The Arctic region is changing, and Maine’s coastal industries might actually benefit – temporarily.
The Arctic Council convened in Portland this week to consider the challenges, both environmental and economic, posed by that change. Shrinking ice coverage has opened up marine shipping routes north of the state, extending the Arctic trade season considerably. But as temperatures and sea levels rise, Maine’s key enterprises could suffer along with the rest of the region.
“I’m really happy the Arctic Council is meeting here this week,” said Ambassador David Balton on Monday, reported the Portland Press-Herald. “We are trying to persuade, educate our fellow American citizens that they should care about the Arctic.”
The Arctic Council is an international political forum that includes the governments of Arctic nations and indigenous peoples. At the Maine-Arctic Forum, which is held at the University of Southern Maine in Portland, the council stressed that the changing Arctic landscape could affect Mainers both directly and indirectly.
More than ever, merchant vessels are sailing through the Arctic in a bid for increased trade. Melting sea ice has made this possible, but passage is still a dangerous undertaking. These waters are also tricky to navigate legally, since jurisdiction is disputed between nations.

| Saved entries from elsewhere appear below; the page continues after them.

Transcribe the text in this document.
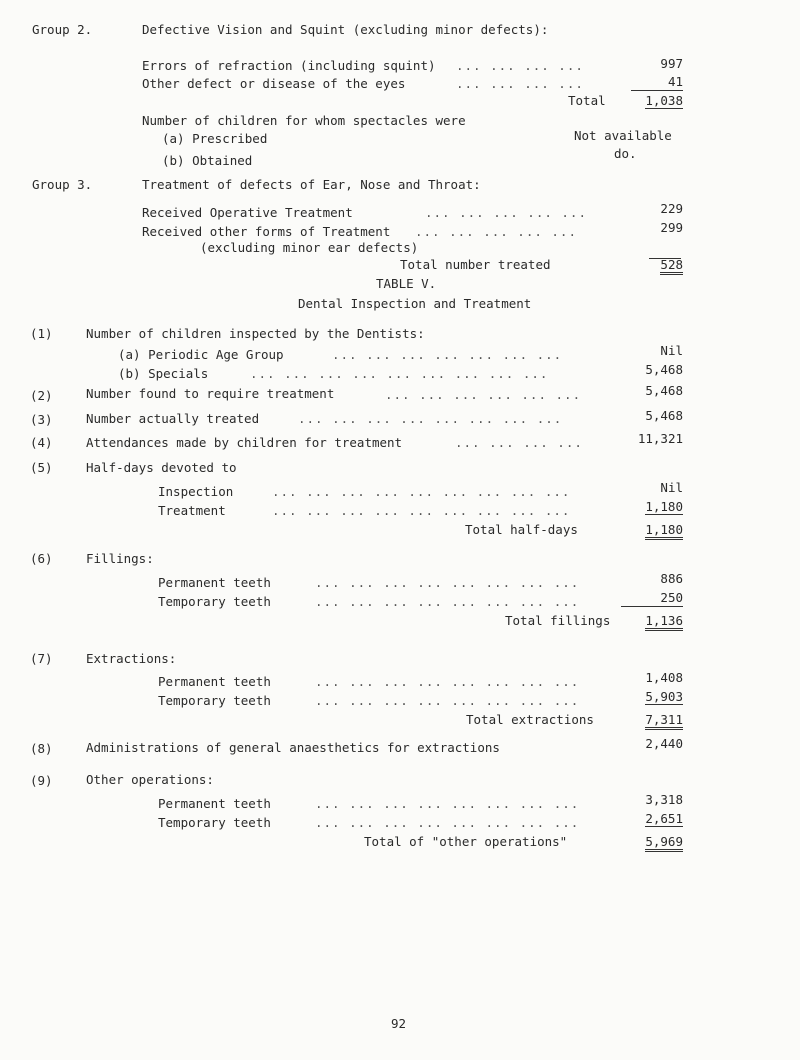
Group 2.	Defective Vision and Squint (excluding minor defects):
Errors of refraction (including squint) ... ... ... ...	997
Other defect or disease of the eyes	... ... ... ...	41
Total	1,038
Number of children for whom spectacles were
(a) Prescribed	Not available
(b) Obtained	do.
Group 3.	Treatment of defects of Ear, Nose and Throat:
Received Operative Treatment	... ... ... ... ...	229
Received other forms of Treatment ... ... ... ... ...	299
(excluding minor ear defects)
Total number treated	528
TABLE V.
Dental Inspection and Treatment
(1)	Number of children inspected by the Dentists:
(a) Periodic Age Group	... ... ... ... ... ... ...	Nil
(b) Specials	... ... ... ... ... ... ... ... ...	5,468
(2)	Number found to require treatment	... ... ... ... ... ...	5,468
(3)	Number actually treated	... ... ... ... ... ... ... ...	5,468
(4)	Attendances made by children for treatment	... ... ... ...	11,321
(5)	Half-days devoted to
Inspection	... ... ... ... ... ... ... ... ...	Nil
Treatment	... ... ... ... ... ... ... ... ...	1,180
Total half-days	1,180
(6)	Fillings:
Permanent teeth	... ... ... ... ... ... ... ...	886
Temporary teeth	... ... ... ... ... ... ... ...	250
Total fillings	1,136
(7)	Extractions:
Permanent teeth	... ... ... ... ... ... ... ...	1,408
Temporary teeth	... ... ... ... ... ... ... ...	5,903
Total extractions	7,311
(8)	Administrations of general anaesthetics for extractions	2,440
(9)	Other operations:
Permanent teeth	... ... ... ... ... ... ... ...	3,318
Temporary teeth	... ... ... ... ... ... ... ...	2,651
Total of "other operations"	5,969
92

And with commercial opportunities come environmental concerns. In one presentation, Sen. Angus King (I) referred to a Maine scientist who predicted that sea levels will rise one foot in the next 15 years. By 2100, melting ice sheets in the region could raise sea levels up to 6 feet.
“Pretty scary,” Senator King said. “Imagine an extra foot of water in Scarborough Marsh.”
This warming could also hurt the same industries that benefit most from the Arctic ice melt. Rising temperatures and ocean acidification could cause fish to relocate from the coast of Maine, said researcher Paty Matrai of Bigelow Laboratory for Ocean Sciences. At the forum, speakers urged Maine residents and legislators to foster a sustainable relationship between industry and the Arctic region.
Thomas Avila-Beck, head of global stewardship for Greenpeace, and Jon Burgwald, an Arctic campaigner with Greenpeace Nordic, wrote in an editorial to the Press-Herald:
Despite its place as home to many coastal communities, its ecological significance and its increasing vulnerability because of climate change, the Arctic Ocean remains one of the least protected places on Earth.… Marine protected areas and reserves are an effective measure to better protect it from threats of resource extraction such as industrial-scale fishing and oil and gas drilling, as well as increased shipping.